Citation: NING Yijie, WANG Qi, ZHU Yan, et al. Phase Behavior, Structural Characteristics and Interaction of Soy Protein Isolate/κ-Carrageenan Composite System[J]. Science and Technology of Food Industry, 2025, 46(22): 71−82. (in Chinese with English abstract). doi: 10.13386/j.issn1002-0306.2024100309.

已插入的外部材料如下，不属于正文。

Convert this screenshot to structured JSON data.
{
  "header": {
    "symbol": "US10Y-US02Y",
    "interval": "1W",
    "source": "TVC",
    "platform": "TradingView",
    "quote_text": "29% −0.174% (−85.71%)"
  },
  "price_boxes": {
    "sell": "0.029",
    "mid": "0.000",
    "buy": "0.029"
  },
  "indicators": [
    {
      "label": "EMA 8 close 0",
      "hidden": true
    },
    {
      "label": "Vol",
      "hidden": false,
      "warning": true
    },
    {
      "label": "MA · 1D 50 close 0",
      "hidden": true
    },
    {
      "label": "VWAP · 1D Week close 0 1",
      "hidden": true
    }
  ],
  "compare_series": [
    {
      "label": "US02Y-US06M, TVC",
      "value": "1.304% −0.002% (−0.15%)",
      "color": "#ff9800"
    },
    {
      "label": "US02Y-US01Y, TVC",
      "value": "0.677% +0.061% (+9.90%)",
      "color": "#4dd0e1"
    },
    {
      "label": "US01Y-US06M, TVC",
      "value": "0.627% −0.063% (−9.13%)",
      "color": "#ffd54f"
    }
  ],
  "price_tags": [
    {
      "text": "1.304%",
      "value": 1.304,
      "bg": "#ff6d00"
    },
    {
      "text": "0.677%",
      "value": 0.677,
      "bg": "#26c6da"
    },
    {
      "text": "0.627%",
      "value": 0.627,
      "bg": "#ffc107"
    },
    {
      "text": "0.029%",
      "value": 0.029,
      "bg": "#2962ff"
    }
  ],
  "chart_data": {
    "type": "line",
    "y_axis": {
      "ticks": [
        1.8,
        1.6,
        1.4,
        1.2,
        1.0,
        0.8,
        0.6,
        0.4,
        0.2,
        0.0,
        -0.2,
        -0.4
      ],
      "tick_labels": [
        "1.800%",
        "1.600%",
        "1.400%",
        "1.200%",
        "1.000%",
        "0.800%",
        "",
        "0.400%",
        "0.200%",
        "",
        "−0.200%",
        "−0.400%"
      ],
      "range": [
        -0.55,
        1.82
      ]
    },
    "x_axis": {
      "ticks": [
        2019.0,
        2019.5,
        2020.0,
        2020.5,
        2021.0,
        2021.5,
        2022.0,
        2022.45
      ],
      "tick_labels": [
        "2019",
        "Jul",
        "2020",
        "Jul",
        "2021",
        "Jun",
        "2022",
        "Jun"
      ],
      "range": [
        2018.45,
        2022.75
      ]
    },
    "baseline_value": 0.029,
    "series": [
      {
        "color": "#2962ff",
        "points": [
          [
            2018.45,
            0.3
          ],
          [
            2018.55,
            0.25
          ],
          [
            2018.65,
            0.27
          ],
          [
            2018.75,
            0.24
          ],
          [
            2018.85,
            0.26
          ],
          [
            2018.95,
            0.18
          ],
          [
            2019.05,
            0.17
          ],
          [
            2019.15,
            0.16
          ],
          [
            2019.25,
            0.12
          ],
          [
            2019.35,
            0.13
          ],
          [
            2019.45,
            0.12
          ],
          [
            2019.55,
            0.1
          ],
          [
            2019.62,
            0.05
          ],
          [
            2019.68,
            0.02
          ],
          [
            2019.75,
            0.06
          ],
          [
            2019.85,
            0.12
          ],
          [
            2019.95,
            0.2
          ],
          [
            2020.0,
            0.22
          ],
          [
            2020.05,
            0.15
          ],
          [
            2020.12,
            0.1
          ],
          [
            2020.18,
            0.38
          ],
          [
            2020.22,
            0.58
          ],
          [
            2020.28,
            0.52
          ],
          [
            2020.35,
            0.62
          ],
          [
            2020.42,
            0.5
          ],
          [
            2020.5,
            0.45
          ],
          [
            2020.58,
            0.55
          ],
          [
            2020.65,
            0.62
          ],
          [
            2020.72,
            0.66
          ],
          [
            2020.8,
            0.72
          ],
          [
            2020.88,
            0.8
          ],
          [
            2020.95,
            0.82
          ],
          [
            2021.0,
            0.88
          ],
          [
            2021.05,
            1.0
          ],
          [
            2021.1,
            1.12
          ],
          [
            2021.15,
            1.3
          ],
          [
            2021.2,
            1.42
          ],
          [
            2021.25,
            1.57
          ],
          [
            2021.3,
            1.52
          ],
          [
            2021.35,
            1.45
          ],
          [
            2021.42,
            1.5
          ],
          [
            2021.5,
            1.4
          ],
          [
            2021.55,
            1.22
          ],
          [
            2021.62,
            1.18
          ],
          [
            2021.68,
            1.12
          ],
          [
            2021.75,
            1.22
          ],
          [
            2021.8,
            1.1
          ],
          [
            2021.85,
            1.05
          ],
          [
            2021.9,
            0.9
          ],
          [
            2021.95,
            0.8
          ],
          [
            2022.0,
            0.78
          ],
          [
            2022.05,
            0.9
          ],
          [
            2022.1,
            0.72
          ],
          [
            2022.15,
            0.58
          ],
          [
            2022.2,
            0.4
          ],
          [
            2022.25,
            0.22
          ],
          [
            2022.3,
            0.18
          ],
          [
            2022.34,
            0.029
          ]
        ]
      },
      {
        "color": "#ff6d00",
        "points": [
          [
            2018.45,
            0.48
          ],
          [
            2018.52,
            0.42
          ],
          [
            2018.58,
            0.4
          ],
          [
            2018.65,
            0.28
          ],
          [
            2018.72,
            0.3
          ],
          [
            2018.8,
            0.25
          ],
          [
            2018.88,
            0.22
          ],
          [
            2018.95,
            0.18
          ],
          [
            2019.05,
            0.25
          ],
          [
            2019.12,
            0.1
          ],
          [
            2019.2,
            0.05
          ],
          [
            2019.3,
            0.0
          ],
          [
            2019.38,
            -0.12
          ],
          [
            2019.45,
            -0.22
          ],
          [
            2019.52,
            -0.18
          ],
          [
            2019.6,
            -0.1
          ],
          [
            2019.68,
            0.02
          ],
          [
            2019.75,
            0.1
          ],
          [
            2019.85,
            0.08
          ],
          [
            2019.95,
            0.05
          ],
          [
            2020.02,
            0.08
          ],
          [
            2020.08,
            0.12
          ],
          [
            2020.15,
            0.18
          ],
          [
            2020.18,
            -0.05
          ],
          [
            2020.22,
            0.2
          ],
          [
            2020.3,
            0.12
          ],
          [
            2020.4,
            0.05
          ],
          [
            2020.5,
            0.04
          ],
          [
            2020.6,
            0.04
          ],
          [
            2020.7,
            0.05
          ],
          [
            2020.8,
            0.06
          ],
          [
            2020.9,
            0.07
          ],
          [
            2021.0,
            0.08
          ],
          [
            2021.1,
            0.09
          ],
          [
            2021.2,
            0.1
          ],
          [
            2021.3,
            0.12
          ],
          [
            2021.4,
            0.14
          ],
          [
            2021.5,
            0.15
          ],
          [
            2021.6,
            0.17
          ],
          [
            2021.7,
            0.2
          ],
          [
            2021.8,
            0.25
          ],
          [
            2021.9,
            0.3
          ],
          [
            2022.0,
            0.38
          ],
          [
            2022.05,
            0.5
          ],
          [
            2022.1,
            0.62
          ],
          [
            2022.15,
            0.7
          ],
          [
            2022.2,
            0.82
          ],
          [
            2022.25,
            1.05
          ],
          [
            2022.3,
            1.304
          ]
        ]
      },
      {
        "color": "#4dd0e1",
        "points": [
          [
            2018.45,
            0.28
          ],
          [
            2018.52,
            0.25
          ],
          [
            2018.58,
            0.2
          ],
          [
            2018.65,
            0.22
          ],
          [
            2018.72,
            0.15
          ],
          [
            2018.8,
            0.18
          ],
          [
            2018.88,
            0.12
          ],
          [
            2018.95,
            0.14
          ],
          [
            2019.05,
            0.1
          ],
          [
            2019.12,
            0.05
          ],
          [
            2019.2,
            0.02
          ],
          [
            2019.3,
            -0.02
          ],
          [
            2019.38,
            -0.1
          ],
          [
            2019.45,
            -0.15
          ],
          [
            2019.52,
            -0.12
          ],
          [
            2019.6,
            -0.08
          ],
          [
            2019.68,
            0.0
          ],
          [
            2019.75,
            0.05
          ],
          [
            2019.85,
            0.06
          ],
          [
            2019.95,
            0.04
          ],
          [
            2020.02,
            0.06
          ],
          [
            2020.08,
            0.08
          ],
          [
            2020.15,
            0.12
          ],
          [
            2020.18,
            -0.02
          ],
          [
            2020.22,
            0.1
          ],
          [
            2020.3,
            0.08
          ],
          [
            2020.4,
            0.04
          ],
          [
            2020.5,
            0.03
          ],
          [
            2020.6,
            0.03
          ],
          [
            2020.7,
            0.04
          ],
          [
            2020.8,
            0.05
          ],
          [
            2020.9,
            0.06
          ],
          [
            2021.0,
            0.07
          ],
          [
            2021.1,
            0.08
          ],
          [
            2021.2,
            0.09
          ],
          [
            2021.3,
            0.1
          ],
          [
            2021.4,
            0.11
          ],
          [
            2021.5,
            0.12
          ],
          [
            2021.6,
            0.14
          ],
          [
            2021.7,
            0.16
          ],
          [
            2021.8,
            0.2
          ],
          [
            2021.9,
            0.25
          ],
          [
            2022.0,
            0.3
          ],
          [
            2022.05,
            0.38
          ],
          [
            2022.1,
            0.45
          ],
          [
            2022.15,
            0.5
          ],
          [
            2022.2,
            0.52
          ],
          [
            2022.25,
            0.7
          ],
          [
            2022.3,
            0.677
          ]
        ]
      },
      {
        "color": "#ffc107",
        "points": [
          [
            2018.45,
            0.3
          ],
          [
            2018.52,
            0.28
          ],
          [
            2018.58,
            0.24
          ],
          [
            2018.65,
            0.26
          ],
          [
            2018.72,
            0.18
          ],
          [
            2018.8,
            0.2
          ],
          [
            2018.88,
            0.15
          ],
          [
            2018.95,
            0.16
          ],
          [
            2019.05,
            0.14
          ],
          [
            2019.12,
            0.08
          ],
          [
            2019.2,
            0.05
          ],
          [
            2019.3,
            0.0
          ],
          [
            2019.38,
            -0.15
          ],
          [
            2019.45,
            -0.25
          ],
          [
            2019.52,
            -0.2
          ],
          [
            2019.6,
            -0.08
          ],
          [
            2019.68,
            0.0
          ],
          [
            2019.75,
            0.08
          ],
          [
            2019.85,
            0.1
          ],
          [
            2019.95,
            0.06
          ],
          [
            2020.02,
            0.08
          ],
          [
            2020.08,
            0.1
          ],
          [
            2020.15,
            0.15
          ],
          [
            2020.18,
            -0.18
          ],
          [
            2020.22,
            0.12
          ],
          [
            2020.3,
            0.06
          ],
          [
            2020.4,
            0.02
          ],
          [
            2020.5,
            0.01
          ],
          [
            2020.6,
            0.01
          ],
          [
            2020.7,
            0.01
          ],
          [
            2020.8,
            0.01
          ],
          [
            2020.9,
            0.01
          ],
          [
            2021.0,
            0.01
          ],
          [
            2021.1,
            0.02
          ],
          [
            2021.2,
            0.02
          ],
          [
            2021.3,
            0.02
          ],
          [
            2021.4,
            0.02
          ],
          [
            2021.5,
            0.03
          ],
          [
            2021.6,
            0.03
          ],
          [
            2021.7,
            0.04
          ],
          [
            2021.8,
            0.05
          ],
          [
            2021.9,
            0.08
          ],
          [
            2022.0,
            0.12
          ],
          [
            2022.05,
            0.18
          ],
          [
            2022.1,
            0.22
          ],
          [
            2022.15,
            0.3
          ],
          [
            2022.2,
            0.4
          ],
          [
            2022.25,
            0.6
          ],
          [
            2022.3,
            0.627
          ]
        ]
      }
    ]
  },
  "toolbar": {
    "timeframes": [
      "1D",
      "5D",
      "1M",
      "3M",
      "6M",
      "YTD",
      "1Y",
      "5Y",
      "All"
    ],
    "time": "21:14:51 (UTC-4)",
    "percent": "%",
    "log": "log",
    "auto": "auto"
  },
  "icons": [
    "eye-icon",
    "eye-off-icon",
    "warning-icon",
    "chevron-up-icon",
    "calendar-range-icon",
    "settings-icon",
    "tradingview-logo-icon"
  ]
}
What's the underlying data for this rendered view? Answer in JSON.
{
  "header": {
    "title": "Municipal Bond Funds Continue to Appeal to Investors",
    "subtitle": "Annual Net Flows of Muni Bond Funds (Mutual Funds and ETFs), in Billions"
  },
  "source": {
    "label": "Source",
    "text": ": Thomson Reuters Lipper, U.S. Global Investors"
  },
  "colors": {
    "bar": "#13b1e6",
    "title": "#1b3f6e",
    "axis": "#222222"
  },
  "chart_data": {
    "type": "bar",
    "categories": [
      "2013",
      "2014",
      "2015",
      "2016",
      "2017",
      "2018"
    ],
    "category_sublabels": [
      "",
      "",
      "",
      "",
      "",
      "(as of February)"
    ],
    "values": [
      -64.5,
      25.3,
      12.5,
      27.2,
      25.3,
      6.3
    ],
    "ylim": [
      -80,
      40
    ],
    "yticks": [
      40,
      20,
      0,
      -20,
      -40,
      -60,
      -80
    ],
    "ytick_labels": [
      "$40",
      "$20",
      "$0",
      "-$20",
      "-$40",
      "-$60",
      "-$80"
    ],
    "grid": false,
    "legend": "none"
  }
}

大豆分离蛋白/κ-卡拉胶复合体系相行为、结构特性和相互作用研究

Phase Behavior, Structural Characteristics and Interaction of Soy Protein Isolate/κ-Carrageenan Composite System

  • 摘要: 为明确大豆分离蛋白(soy protein isolate,SPI)和κ-卡拉胶(κ-carrageenan,κ-CG)在不同pH及共混比条件下的相互作用,本研究通过浊度、Zeta电位、多光谱法和荧光猝灭等方法对SPI/κ-CG复合体系相行为、结构特性及结合机制进行了表征。结果表明:随着pH降低(从8.0降至1.5),SPI/κ-CG复合溶液出现澄清、浑浊和相分离等不同的相行为;蛋白质/多糖质量比减小使相变临界pH(pHc、pHφ1、pHopt和pHφ2)降低;SPI/κ-CG复合溶液在pH4.0即两者相互作用最强时表观粘度最高;κ-CG的加入使SPI三级结构发生改变,并且二级结构中β-折叠含量随pH降低呈现先增加后减小的趋势,而β-转角呈现先减小后增加的趋势;此外,荧光猝灭证明κ-CG对SPI为静态猝灭,两者具有较强的结合能力;热力学分析阐明了SPI与κ-CG相互作用由疏水相互作用和静电相互作用主导,是焓变驱动的自发反应。本研究揭示了SPI与κ-CG相互作用机制,为SPI/κ-CG复合物在食品领域的开发和应用提供了参考依据。

     

    Abstract: In order to clarify the interaction between soybean protein isolate (SPI) and κ-carrageenan (κ-CG) under different pH and blending ratio conditions, the phase behavior, structural characteristics and binding mechanism of SPI/κ-CG composite system were characterized by turbidity, zeta potential, multi-spectral analysis and fluorescence quenching methods. The results showed that as the pH decreased (from 8.0 to 1.5), the SPI/κ-CG composite solution exhibited different phase behaviors such as clarification, turbidity and phase separation. The critical pH (pHc, pHφ1, pHopt and pHφ2) decreased with the decrease of protein/polysaccharide mass ratio. The apparent viscosity of SPI/κ-CG composite solution was the highest at pH4.0 when the interaction between the two was the strongest. The addition of κ-CG changed the tertiary structure of SPI, and the content of β-sheet in the secondary structure increased first and then decreased with the decrease of pH, while the content of β-turn decreased first and then increased. In addition, fluorescence quenching proved that κ-CG had a static quenching effect on SPI, and the two had strong binding ability. Thermodynamic analysis showed that the interaction between SPI and κ-CG was dominated by hydrophobic interaction and electrostatic interaction, which was a spontaneous reaction driven by enthalpy change. This study revealed the interaction mechanism between SPI and κ-CG, and provided a reference for the development and application of SPI/κ-CG complexes in the field of food.